Colorectal cancer interleukin-10 blockade scRNA-seq

Objective: PD-1 checkpoint inhibition and adoptive cellular therapy have limited success in patients with microsatellite stable colorectal cancer liver metastases (CRLM). We demonstrate that interleukin-10 (IL-10) blockade enhances endogenous T cell and chimeric antigen receptor T (CAR-T) cell anti-tumor function in CRLM slice cultures.Design: We created organotypic slice cultures from human CRLM (n = 38) and tested the anti-tumor effects of a neutralizing antibody against IL-10 (αIL-10). We evaluated slice cultures with single and multiplex immunohistochemistry, in situ hybridization, single cell RNA sequencing, and time-lapse fluorescent microscopy. In addition, we studied the effects of αIL-10 on carcinoembryonic antigen (CEA)-specific CAR-T cells exogenously administered to both human CRLM slice cultures and a CRLM murine model. Results: There was little effect of PD-1 blockade in CRLM slice cultures. In contrast, αIL-10 generated 1.8-fold increase in T cell-mediated carcinoma cell death, and increased proportion of CD8+ T cells and inflammatory polarization of macrophages. In addition to effects on endogenous immune cells in human CRLM, αIL-10 also rescued murine CAR-T cell proliferation and cytotoxicity from myeloid cell-mediated immunosuppression. In human CRLM slices, αIL-10 dramatically improved CEA-specific CAR-T cell cytotoxicity, generating nearly 70% carcinoma apoptosis across multiple human tumors.

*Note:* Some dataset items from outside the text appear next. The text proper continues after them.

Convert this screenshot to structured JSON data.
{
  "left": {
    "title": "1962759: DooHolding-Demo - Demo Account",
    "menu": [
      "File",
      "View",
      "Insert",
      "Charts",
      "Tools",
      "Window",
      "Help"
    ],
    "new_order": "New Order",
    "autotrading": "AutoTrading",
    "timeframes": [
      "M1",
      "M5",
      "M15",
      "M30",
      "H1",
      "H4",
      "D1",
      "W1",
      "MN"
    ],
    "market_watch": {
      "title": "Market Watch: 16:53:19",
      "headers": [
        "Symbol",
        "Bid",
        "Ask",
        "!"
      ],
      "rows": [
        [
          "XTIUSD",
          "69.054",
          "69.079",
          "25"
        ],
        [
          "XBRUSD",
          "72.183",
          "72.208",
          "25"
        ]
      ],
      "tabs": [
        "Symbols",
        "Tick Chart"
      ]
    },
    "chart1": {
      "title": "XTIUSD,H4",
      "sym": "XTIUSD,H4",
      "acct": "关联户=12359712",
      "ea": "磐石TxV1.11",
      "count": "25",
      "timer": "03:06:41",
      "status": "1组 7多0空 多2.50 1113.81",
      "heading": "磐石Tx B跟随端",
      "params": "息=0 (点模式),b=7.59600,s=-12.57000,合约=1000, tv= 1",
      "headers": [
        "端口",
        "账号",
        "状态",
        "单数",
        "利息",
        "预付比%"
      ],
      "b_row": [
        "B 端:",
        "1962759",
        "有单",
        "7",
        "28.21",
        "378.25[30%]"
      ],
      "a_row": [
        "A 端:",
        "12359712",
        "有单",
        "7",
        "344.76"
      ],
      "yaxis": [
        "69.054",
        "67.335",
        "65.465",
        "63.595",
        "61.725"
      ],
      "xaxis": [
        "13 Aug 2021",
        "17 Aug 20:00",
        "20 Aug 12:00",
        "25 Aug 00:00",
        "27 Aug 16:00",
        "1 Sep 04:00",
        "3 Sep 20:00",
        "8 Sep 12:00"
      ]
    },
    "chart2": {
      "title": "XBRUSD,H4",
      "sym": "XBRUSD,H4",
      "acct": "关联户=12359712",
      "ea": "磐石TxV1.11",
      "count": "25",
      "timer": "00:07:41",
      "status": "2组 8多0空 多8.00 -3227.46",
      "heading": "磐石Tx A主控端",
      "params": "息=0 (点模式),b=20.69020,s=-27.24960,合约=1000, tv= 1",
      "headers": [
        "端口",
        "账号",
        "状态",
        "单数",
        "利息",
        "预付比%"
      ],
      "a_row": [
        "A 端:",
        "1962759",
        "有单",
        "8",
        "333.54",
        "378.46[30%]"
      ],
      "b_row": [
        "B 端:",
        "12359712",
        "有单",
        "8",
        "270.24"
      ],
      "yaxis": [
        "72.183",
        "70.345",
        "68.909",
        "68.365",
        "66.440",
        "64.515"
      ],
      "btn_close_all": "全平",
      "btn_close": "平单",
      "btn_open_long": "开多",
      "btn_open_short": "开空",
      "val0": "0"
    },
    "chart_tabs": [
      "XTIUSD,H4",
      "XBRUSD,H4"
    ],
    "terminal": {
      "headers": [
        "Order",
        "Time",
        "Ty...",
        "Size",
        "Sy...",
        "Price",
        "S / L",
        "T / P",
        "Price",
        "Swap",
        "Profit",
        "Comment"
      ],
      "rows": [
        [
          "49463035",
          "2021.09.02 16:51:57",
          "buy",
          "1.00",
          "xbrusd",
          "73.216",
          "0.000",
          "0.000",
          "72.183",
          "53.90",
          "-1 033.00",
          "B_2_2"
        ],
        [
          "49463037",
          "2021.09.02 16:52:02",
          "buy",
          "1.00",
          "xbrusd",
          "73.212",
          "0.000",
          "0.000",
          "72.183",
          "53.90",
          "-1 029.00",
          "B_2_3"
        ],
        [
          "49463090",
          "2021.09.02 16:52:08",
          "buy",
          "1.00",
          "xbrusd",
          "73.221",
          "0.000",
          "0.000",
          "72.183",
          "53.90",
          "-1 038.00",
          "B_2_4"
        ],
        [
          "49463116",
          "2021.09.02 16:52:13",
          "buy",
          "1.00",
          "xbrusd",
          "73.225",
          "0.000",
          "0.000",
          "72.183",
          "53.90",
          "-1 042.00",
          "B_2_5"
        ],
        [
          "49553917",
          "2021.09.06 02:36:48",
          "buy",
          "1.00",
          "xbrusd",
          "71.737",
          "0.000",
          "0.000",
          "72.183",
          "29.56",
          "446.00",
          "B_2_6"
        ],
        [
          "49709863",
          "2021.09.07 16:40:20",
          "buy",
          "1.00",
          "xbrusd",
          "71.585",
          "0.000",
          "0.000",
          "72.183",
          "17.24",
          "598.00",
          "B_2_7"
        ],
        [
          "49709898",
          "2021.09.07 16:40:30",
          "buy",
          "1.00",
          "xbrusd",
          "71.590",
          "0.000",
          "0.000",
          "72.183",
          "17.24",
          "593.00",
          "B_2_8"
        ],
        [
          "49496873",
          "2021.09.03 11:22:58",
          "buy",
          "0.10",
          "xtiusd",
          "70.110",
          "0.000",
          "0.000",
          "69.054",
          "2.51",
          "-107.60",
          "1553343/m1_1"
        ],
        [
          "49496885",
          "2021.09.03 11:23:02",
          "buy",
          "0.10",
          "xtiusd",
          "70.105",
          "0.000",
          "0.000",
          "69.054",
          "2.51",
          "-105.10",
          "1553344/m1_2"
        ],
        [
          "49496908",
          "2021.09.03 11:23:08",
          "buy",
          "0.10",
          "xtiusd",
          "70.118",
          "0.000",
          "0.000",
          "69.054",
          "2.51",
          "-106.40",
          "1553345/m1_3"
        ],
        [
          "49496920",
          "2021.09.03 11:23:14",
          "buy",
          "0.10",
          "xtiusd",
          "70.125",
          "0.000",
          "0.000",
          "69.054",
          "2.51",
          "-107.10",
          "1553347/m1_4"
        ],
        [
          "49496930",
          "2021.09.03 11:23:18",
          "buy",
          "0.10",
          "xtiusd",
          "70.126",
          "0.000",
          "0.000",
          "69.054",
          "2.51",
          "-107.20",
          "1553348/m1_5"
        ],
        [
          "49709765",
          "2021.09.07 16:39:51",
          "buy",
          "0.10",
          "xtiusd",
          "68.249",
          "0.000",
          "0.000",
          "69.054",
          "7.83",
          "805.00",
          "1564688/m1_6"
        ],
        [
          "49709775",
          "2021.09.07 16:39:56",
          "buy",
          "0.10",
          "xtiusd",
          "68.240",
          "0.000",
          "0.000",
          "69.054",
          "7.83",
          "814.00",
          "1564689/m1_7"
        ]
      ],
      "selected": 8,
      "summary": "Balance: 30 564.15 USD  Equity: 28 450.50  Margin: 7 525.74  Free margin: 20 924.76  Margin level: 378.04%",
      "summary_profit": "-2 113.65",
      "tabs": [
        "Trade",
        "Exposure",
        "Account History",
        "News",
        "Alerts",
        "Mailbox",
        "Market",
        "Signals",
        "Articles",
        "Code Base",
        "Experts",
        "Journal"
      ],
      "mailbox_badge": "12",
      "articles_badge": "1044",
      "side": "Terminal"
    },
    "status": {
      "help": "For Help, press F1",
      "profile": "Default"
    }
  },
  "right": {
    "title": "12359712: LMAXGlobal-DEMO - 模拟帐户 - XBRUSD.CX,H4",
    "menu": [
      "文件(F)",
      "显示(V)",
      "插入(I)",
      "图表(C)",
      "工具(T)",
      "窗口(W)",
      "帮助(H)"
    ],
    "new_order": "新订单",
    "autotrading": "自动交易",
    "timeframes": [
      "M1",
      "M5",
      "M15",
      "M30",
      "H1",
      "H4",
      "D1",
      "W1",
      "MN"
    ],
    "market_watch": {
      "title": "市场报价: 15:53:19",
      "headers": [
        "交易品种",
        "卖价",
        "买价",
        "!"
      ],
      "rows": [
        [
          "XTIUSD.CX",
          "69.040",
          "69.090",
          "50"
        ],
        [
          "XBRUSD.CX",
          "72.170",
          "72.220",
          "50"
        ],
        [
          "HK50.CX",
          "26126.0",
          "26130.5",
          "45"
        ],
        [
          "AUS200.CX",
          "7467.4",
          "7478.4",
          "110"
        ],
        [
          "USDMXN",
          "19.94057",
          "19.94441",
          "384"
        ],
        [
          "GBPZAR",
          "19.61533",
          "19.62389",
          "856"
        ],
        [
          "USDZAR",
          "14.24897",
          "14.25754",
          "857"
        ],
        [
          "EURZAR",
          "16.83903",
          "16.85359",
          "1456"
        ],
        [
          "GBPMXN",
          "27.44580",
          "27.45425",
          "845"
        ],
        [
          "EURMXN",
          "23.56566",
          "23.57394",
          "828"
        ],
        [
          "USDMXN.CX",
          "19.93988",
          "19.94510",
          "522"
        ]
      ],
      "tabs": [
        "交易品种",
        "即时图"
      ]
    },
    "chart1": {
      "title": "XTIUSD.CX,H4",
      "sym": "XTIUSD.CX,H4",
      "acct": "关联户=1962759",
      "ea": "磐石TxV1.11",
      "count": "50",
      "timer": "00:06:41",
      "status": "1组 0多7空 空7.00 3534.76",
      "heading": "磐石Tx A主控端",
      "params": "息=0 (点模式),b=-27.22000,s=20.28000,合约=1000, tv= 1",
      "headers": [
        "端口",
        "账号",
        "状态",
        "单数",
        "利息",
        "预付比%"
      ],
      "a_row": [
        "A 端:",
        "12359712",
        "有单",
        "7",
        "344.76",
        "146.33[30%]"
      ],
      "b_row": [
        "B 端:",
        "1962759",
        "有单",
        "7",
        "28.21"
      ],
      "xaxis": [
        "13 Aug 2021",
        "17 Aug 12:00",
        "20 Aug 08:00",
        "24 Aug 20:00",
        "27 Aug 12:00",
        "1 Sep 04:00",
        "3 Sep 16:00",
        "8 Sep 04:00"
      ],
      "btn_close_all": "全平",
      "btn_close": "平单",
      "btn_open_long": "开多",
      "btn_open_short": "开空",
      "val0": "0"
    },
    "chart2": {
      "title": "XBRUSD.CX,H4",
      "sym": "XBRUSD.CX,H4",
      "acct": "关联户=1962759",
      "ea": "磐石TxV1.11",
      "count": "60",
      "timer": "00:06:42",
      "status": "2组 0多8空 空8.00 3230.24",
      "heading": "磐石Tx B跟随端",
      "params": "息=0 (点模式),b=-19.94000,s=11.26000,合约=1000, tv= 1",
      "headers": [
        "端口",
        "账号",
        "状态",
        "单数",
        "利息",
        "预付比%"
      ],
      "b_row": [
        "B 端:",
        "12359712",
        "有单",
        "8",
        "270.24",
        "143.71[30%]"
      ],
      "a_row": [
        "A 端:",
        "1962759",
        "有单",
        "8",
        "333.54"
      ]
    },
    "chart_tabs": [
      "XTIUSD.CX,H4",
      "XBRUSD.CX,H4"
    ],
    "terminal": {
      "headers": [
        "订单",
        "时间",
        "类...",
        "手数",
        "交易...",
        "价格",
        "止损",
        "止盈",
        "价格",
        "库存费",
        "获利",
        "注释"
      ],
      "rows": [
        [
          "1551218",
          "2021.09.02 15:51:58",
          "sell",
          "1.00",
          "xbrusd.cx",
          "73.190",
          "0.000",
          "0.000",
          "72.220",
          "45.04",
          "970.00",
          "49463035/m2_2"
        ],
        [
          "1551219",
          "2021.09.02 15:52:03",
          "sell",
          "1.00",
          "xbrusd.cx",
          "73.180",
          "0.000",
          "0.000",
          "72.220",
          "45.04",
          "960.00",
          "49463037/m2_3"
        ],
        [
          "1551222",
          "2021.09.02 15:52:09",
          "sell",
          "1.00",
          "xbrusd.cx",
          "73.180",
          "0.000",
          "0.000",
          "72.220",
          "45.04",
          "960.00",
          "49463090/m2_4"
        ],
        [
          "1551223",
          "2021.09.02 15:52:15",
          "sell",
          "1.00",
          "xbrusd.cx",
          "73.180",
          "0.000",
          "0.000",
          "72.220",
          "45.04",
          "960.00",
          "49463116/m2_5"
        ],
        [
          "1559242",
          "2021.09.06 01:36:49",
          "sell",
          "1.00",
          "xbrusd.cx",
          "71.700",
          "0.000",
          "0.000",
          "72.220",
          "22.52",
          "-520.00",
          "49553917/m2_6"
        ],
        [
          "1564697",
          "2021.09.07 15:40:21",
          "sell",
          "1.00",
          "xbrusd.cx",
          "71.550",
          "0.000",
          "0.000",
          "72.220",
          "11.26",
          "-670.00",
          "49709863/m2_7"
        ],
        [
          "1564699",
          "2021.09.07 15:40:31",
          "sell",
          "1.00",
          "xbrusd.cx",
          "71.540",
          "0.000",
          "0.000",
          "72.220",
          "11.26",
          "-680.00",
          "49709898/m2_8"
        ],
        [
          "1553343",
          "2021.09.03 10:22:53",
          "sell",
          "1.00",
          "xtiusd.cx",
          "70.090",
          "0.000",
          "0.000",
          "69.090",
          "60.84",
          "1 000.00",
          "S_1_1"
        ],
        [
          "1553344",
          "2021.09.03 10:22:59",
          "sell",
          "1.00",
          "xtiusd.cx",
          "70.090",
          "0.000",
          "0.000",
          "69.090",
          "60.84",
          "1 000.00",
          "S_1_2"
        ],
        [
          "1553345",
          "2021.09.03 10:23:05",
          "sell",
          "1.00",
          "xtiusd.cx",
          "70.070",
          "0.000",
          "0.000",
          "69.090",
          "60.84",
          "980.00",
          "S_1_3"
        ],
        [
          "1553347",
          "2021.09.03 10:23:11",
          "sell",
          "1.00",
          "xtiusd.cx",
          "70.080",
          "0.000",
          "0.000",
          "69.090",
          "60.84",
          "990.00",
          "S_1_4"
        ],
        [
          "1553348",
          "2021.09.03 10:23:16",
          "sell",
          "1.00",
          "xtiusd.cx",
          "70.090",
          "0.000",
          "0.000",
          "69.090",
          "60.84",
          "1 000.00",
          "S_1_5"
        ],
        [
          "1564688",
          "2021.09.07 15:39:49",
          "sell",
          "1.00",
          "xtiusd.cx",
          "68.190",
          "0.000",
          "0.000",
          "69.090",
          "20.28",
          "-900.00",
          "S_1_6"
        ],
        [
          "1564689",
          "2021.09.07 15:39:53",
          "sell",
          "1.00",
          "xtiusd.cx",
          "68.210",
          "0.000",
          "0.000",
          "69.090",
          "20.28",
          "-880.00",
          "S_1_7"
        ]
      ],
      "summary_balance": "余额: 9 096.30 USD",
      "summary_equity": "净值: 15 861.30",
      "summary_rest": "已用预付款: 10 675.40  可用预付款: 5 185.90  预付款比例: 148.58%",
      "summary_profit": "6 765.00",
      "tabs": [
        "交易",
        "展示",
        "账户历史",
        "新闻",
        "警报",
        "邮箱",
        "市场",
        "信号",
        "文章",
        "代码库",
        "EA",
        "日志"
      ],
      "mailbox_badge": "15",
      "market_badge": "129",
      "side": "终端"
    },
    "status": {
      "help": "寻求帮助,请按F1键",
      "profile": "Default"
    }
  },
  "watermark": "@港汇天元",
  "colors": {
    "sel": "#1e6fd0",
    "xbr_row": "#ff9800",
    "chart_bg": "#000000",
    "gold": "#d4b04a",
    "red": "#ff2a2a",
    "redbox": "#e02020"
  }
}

We saw a less dramatic, but similar effect of pretreatment of CAR-T cells with an IL-10 receptor blocking antibody, demonstrating that IL-10 inhibits CAR-T function in the CRLM tumor microenvironment. Conclusion: Neutralizing the effects of IL-10 in human CRLM has therapeutic potential as a stand-alone treatment and to augment the function of adoptively transferred CAR-T cells.